The thought crossed his mind, a quick, pragmatic shadow. He could try it. He was powerful enough to create a distraction, fast enough for a theft...

No.

He dismissed it instantly. Not out of morality, but out of respect. Dumbledore was the only person on this planet he considered a true intellectual colleague (albeit one who moved too slowly). Stealing from him would be disrespectful, an unnecessary act of aggression. It would be... ugly. And Timothy, above all, loved the elegance of magic.

No, he decided. I can't take it. I can't ask for it.

So, how would he get it?

His mind projected forward, following the canonical timeline he had archived. Harry. Malfoy. Snape. The Astronomy Tower.

Dumbledore's plan, he realized. His plan to die undefeated, so the Wand's mastery would die with him. But the plan failed. Malfoy disarmed him. Mastery passed to Malfoy, and then to Harry.

And... Snape, he thought. The murder.

A new idea, cold and patient, began to form.
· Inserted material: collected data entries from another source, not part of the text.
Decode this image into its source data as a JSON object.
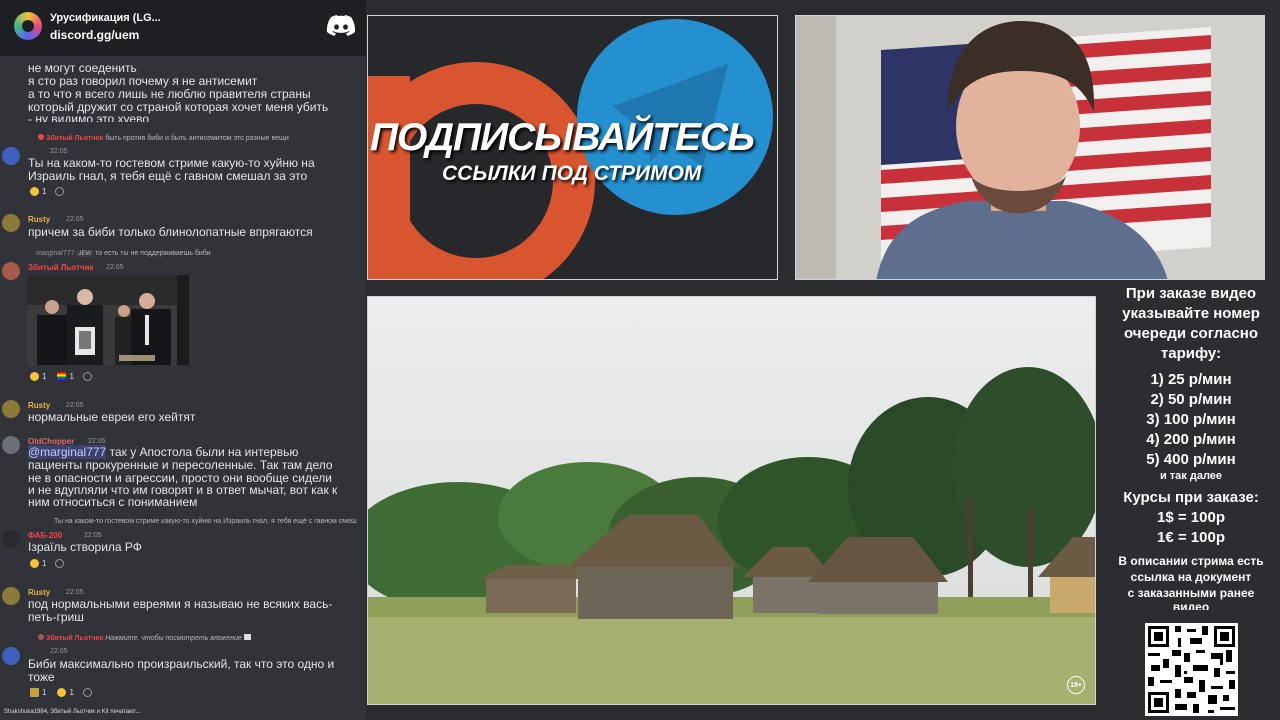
{
  "server": {
    "name": "Урусификация (LG...",
    "invite": "discord.gg/uem"
  },
  "chat": {
    "top_lines": [
      "не могут соеденить",
      "я сто раз говорил почему я не антисемит",
      "а то что я всего лишь не люблю правителя страны",
      "который дружит со страной которая хочет меня убить",
      "- ну видимо это хуево"
    ],
    "m1": {
      "reply_author": "Збитый Льотчик",
      "reply": "быть против биби и быть антисемитом это разные вещи",
      "time": "22:05",
      "lines": [
        "Ты на каком-то гостевом стриме какую-то хуйню на",
        "Израиль гнал, я тебя ещё с гавном смешал за это"
      ],
      "react_count": "1"
    },
    "m2": {
      "author": "Rusty",
      "time": "22:05",
      "text": "причем за биби только блинолопатные впрягаются"
    },
    "m3": {
      "reply_author": "marginal777",
      "reply_tag": "JEW",
      "reply": "то есть ты не поддерживаешь биби",
      "author": "Збитый Льотчик",
      "time": "22:05",
      "react1": "1",
      "react2": "1"
    },
    "m4": {
      "author": "Rusty",
      "time": "22:05",
      "text": "нормальные евреи его хейтят"
    },
    "m5": {
      "author": "OldChopper",
      "time": "22:05",
      "mention": "@marginal777",
      "lines_first": " так у Апостола были на интервью",
      "lines": [
        "пациенты прокуренные и пересоленные. Так там дело",
        "не в опасности и агрессии, просто они вообще сидели",
        "и не вдупляли что им говорят и в ответ мычат, вот как к",
        "ним относиться с пониманием"
      ]
    },
    "m6": {
      "reply": "Ты на каком-то гостевом стриме какую-то хуйню на Израиль гнал, я тебя ещё с гавном смеш",
      "author": "ФАБ-200",
      "time": "22:05",
      "text": "Ізраїль створила РФ",
      "react": "1"
    },
    "m7": {
      "author": "Rusty",
      "time": "22:05",
      "lines": [
        "под нормальными евреями я называю не всяких вась-",
        "петь-гриш"
      ]
    },
    "m8": {
      "reply_author": "Збитый Льотчик",
      "reply": "Нажмите, чтобы посмотреть вложение",
      "time": "22:05",
      "lines": [
        "Биби максимально произраильский, так что это одно и",
        "тоже"
      ],
      "react1": "1",
      "react2": "1"
    },
    "typing": "Shakshuka1984, Збитый Льотчик и Kit печатают..."
  },
  "promo": {
    "title": "ПОДПИСЫВАЙТЕСЬ",
    "subtitle": "ССЫЛКИ ПОД СТРИМОМ"
  },
  "video": {
    "badge": "18+"
  },
  "info": {
    "heading": [
      "При заказе видео",
      "указывайте номер",
      "очереди согласно",
      "тарифу:"
    ],
    "tariffs": [
      "1) 25 р/мин",
      "2) 50 р/мин",
      "3) 100 р/мин",
      "4) 200 р/мин",
      "5) 400 р/мин"
    ],
    "etc": "и так далее",
    "rates_title": "Курсы при заказе:",
    "rates": [
      "1$ = 100р",
      "1€ = 100р"
    ],
    "note": [
      "В описании стрима есть",
      "ссылка на документ",
      "с заказанными ранее",
      "видео"
    ]
  },
  "colors": {
    "chat_bg": "#313338",
    "header_bg": "#1e1f22",
    "panel_border": "#cfd2d6",
    "name_red": "#f04747",
    "name_gold": "#e6b34a",
    "telegram": "#229ed9",
    "patreon": "#e0502e"
  }
}
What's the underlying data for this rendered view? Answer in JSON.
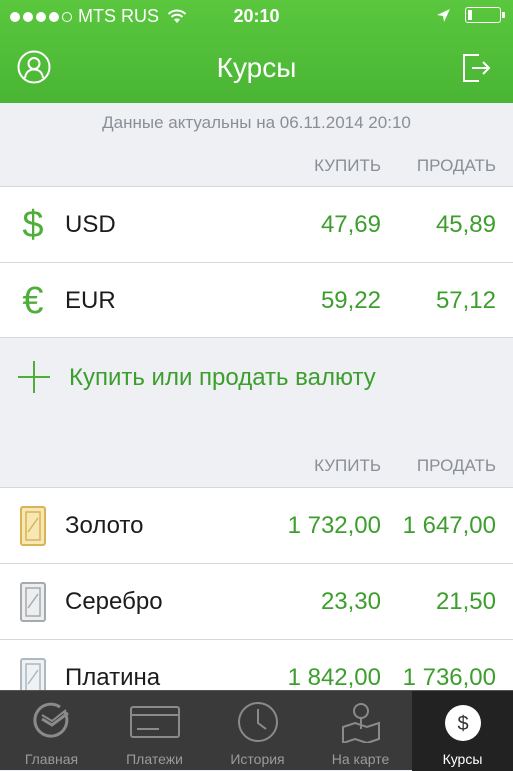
{
  "status_bar": {
    "carrier": "MTS RUS",
    "time": "20:10",
    "signal_bars_filled": 4,
    "signal_bars_total": 5,
    "battery_level": 0.15
  },
  "header": {
    "title": "Курсы"
  },
  "updated_text": "Данные актуальны на 06.11.2014 20:10",
  "currency_section": {
    "col_buy": "КУПИТЬ",
    "col_sell": "ПРОДАТЬ",
    "rows": [
      {
        "icon": "dollar-icon",
        "symbol": "$",
        "name": "USD",
        "buy": "47,69",
        "sell": "45,89"
      },
      {
        "icon": "euro-icon",
        "symbol": "€",
        "name": "EUR",
        "buy": "59,22",
        "sell": "57,12"
      }
    ],
    "action_label": "Купить или продать валюту"
  },
  "metals_section": {
    "col_buy": "КУПИТЬ",
    "col_sell": "ПРОДАТЬ",
    "rows": [
      {
        "icon": "gold-bar-icon",
        "name": "Золото",
        "buy": "1 732,00",
        "sell": "1 647,00",
        "color": "#e8c45a"
      },
      {
        "icon": "silver-bar-icon",
        "name": "Серебро",
        "buy": "23,30",
        "sell": "21,50",
        "color": "#b8bcc0"
      },
      {
        "icon": "platinum-bar-icon",
        "name": "Платина",
        "buy": "1 842,00",
        "sell": "1 736,00",
        "color": "#c8d0d6"
      }
    ]
  },
  "tabbar": {
    "tabs": [
      {
        "label": "Главная",
        "icon": "sber-logo-icon"
      },
      {
        "label": "Платежи",
        "icon": "card-icon"
      },
      {
        "label": "История",
        "icon": "clock-icon"
      },
      {
        "label": "На карте",
        "icon": "map-pin-icon"
      },
      {
        "label": "Курсы",
        "icon": "dollar-coin-icon",
        "symbol": "$",
        "active": true
      }
    ]
  },
  "colors": {
    "brand_green": "#4fb836",
    "value_green": "#3c9e2c",
    "tabbar_bg": "#3a3a3a"
  }
}
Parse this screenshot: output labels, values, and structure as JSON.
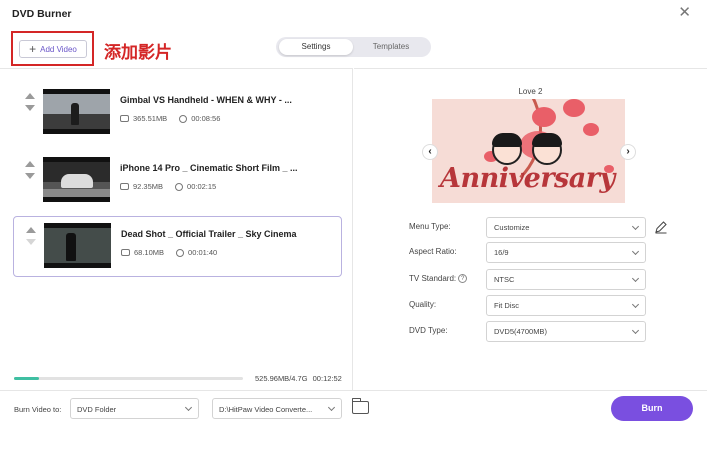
{
  "window": {
    "title": "DVD Burner"
  },
  "toolbar": {
    "add_video_label": "Add Video",
    "annotation": "添加影片"
  },
  "tabs": [
    {
      "label": "Settings",
      "active": true
    },
    {
      "label": "Templates",
      "active": false
    }
  ],
  "videos": [
    {
      "title": "Gimbal VS Handheld - WHEN & WHY - ...",
      "size": "365.51MB",
      "duration": "00:08:56",
      "selected": false
    },
    {
      "title": "iPhone 14 Pro _ Cinematic Short Film _ ...",
      "size": "92.35MB",
      "duration": "00:02:15",
      "selected": false
    },
    {
      "title": "Dead Shot _ Official Trailer _ Sky Cinema",
      "size": "68.10MB",
      "duration": "00:01:40",
      "selected": true
    }
  ],
  "storage": {
    "used_fraction": 0.11,
    "text": "525.96MB/4.7G",
    "total_duration": "00:12:52"
  },
  "preview": {
    "template_name": "Love 2",
    "banner_text": "Anniversary"
  },
  "settings": {
    "menu_type": {
      "label": "Menu Type:",
      "value": "Customize"
    },
    "aspect_ratio": {
      "label": "Aspect Ratio:",
      "value": "16/9"
    },
    "tv_standard": {
      "label": "TV Standard:",
      "value": "NTSC"
    },
    "quality": {
      "label": "Quality:",
      "value": "Fit Disc"
    },
    "dvd_type": {
      "label": "DVD Type:",
      "value": "DVD5(4700MB)"
    }
  },
  "bottom": {
    "burn_to_label": "Burn Video to:",
    "burn_target": "DVD Folder",
    "output_path": "D:\\HitPaw Video Converte...",
    "burn_label": "Burn"
  },
  "colors": {
    "accent": "#7a4fe0",
    "progress": "#3fbfa2",
    "annotation": "#d42626"
  }
}
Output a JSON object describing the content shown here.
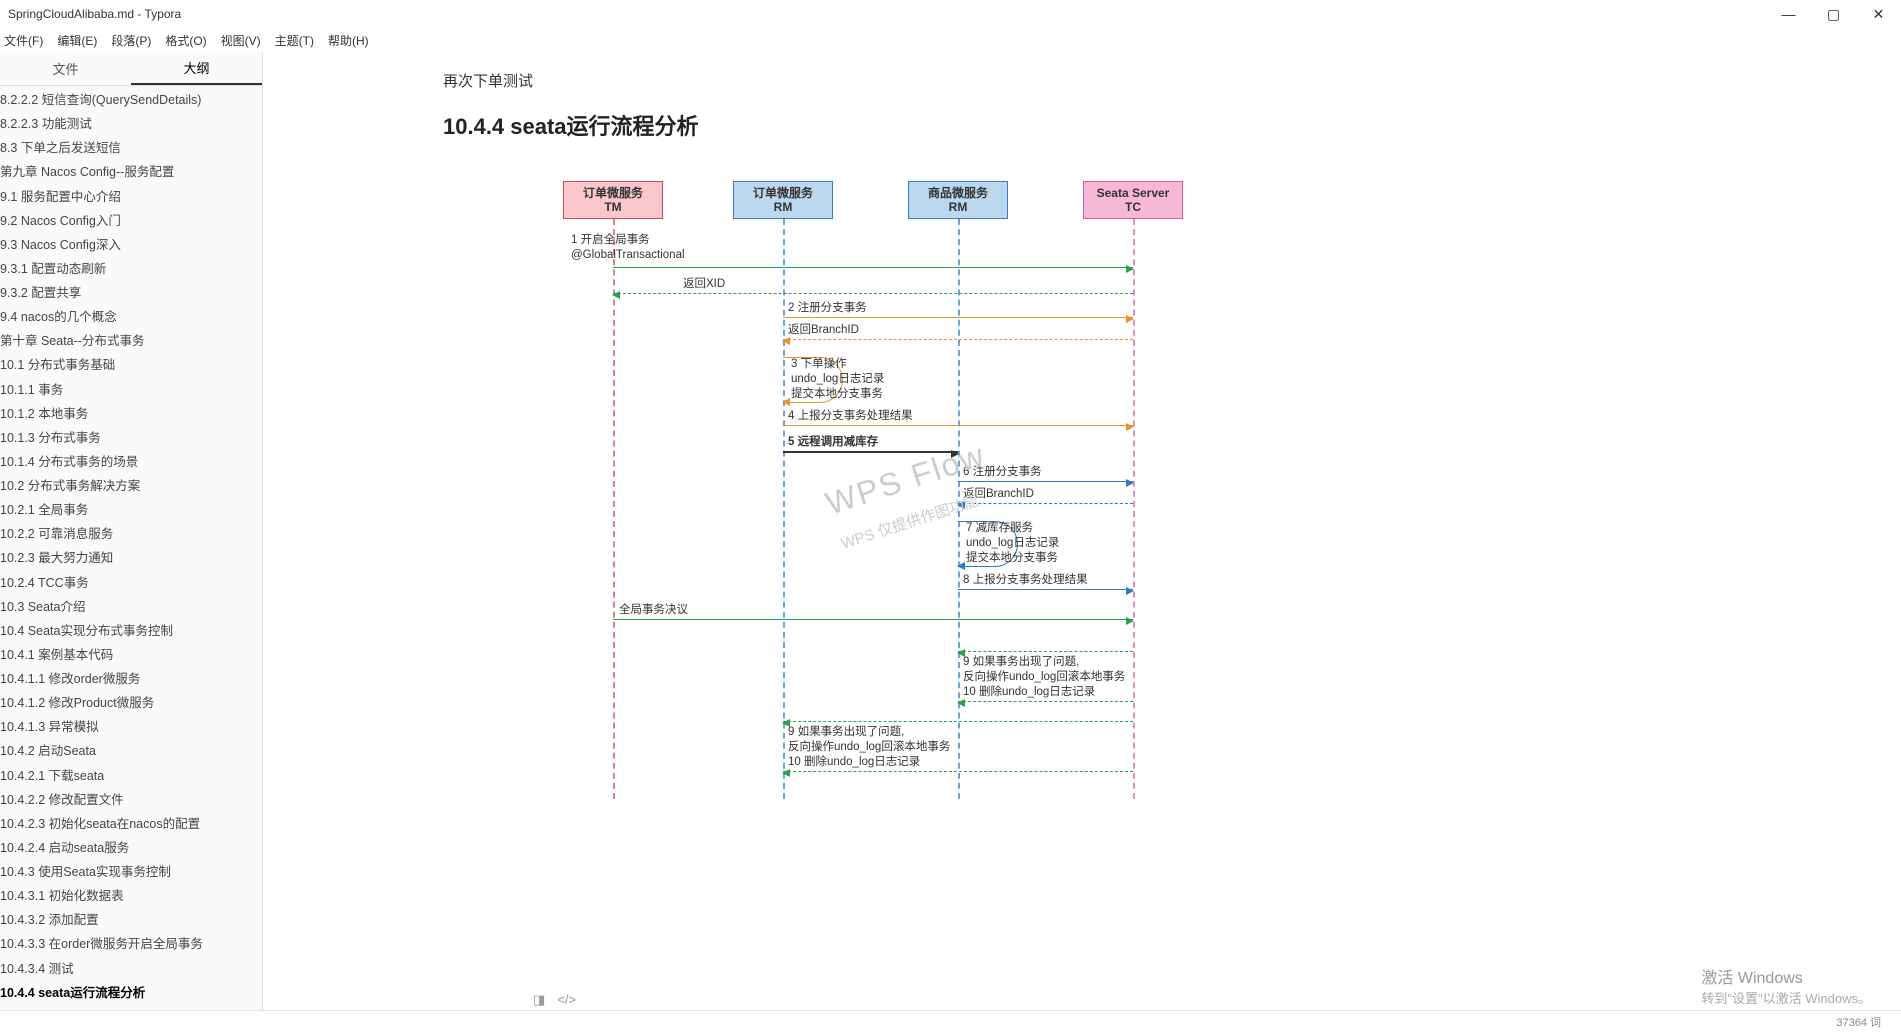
{
  "window": {
    "title": "SpringCloudAlibaba.md - Typora"
  },
  "menu": {
    "file": "文件(F)",
    "edit": "编辑(E)",
    "para": "段落(P)",
    "format": "格式(O)",
    "view": "视图(V)",
    "theme": "主题(T)",
    "help": "帮助(H)"
  },
  "side_tabs": {
    "files": "文件",
    "outline": "大纲"
  },
  "outline": [
    {
      "t": "8.2.2.2 短信查询(QuerySendDetails)",
      "lvl": 4
    },
    {
      "t": "8.2.2.3 功能测试",
      "lvl": 4
    },
    {
      "t": "8.3 下单之后发送短信",
      "lvl": 2
    },
    {
      "t": "第九章 Nacos Config--服务配置",
      "lvl": 1
    },
    {
      "t": "9.1 服务配置中心介绍",
      "lvl": 2
    },
    {
      "t": "9.2 Nacos Config入门",
      "lvl": 2
    },
    {
      "t": "9.3 Nacos Config深入",
      "lvl": 2
    },
    {
      "t": "9.3.1 配置动态刷新",
      "lvl": 3
    },
    {
      "t": "9.3.2 配置共享",
      "lvl": 3
    },
    {
      "t": "9.4 nacos的几个概念",
      "lvl": 2
    },
    {
      "t": "第十章 Seata--分布式事务",
      "lvl": 1
    },
    {
      "t": "10.1 分布式事务基础",
      "lvl": 2
    },
    {
      "t": "10.1.1 事务",
      "lvl": 3
    },
    {
      "t": "10.1.2 本地事务",
      "lvl": 3
    },
    {
      "t": "10.1.3 分布式事务",
      "lvl": 3
    },
    {
      "t": "10.1.4 分布式事务的场景",
      "lvl": 3
    },
    {
      "t": "10.2 分布式事务解决方案",
      "lvl": 2
    },
    {
      "t": "10.2.1 全局事务",
      "lvl": 3
    },
    {
      "t": "10.2.2 可靠消息服务",
      "lvl": 3
    },
    {
      "t": "10.2.3 最大努力通知",
      "lvl": 3
    },
    {
      "t": "10.2.4 TCC事务",
      "lvl": 3
    },
    {
      "t": "10.3 Seata介绍",
      "lvl": 2
    },
    {
      "t": "10.4 Seata实现分布式事务控制",
      "lvl": 2
    },
    {
      "t": "10.4.1 案例基本代码",
      "lvl": 3
    },
    {
      "t": "10.4.1.1 修改order微服务",
      "lvl": 4
    },
    {
      "t": "10.4.1.2 修改Product微服务",
      "lvl": 4
    },
    {
      "t": "10.4.1.3 异常模拟",
      "lvl": 4
    },
    {
      "t": "10.4.2 启动Seata",
      "lvl": 3
    },
    {
      "t": "10.4.2.1 下载seata",
      "lvl": 4
    },
    {
      "t": "10.4.2.2 修改配置文件",
      "lvl": 4
    },
    {
      "t": "10.4.2.3 初始化seata在nacos的配置",
      "lvl": 4
    },
    {
      "t": "10.4.2.4 启动seata服务",
      "lvl": 4
    },
    {
      "t": "10.4.3 使用Seata实现事务控制",
      "lvl": 3
    },
    {
      "t": "10.4.3.1 初始化数据表",
      "lvl": 4
    },
    {
      "t": "10.4.3.2 添加配置",
      "lvl": 4
    },
    {
      "t": "10.4.3.3 在order微服务开启全局事务",
      "lvl": 4
    },
    {
      "t": "10.4.3.4 测试",
      "lvl": 4
    },
    {
      "t": "10.4.4 seata运行流程分析",
      "lvl": 3,
      "bold": true
    }
  ],
  "doc": {
    "para": "再次下单测试",
    "heading": "10.4.4 seata运行流程分析"
  },
  "actors": {
    "a1l1": "订单微服务",
    "a1l2": "TM",
    "a2l1": "订单微服务",
    "a2l2": "RM",
    "a3l1": "商品微服务",
    "a3l2": "RM",
    "a4l1": "Seata Server",
    "a4l2": "TC"
  },
  "msgs": {
    "m1a": "1 开启全局事务",
    "m1b": "@GlobalTransactional",
    "m2": "返回XID",
    "m3": "2 注册分支事务",
    "m4": "返回BranchID",
    "m5a": "3  下单操作",
    "m5b": "    undo_log日志记录",
    "m5c": "    提交本地分支事务",
    "m6": "4 上报分支事务处理结果",
    "m7": "5 远程调用减库存",
    "m8": "6 注册分支事务",
    "m9": "返回BranchID",
    "m10a": "7  减库存服务",
    "m10b": "    undo_log日志记录",
    "m10c": "    提交本地分支事务",
    "m11": "8 上报分支事务处理结果",
    "m12": "全局事务决议",
    "m13a": "9    如果事务出现了问题,",
    "m13b": "      反向操作undo_log回滚本地事务",
    "m13c": "10  删除undo_log日志记录",
    "m14a": "9    如果事务出现了问题,",
    "m14b": "      反向操作undo_log回滚本地事务",
    "m14c": "10  删除undo_log日志记录"
  },
  "watermark": {
    "w1": "WPS Flow",
    "w2": "WPS 仅提供作图功能"
  },
  "footer": {
    "t": "激活 Windows",
    "s": "转到\"设置\"以激活 Windows。"
  },
  "status": {
    "words": "37364 词"
  }
}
That was years away. But... what if he was there? What if, in the chaos of that night on the Astronomy Tower, he was the one who disarmed Dumbledore? Or if he intervened at the exact moment Snape cast the curse? Could he take possession of the Wand, even briefly? Long enough to Archive it?

It was a long-term plan. Risky. Chaotic. But it was the only one that made sense.

Patience, he told himself. A problem for the future.

He set aside the Elder Wand in his mind. It was the final piece, and he couldn't obtain it now. He turned his attention to the two failures before him. The Cloak, which he couldn't touch. And the Stone, which was a dead rock.

His obsession needed a victory. And the Stone, through "Equivalent Exchange," had just given him a possibility.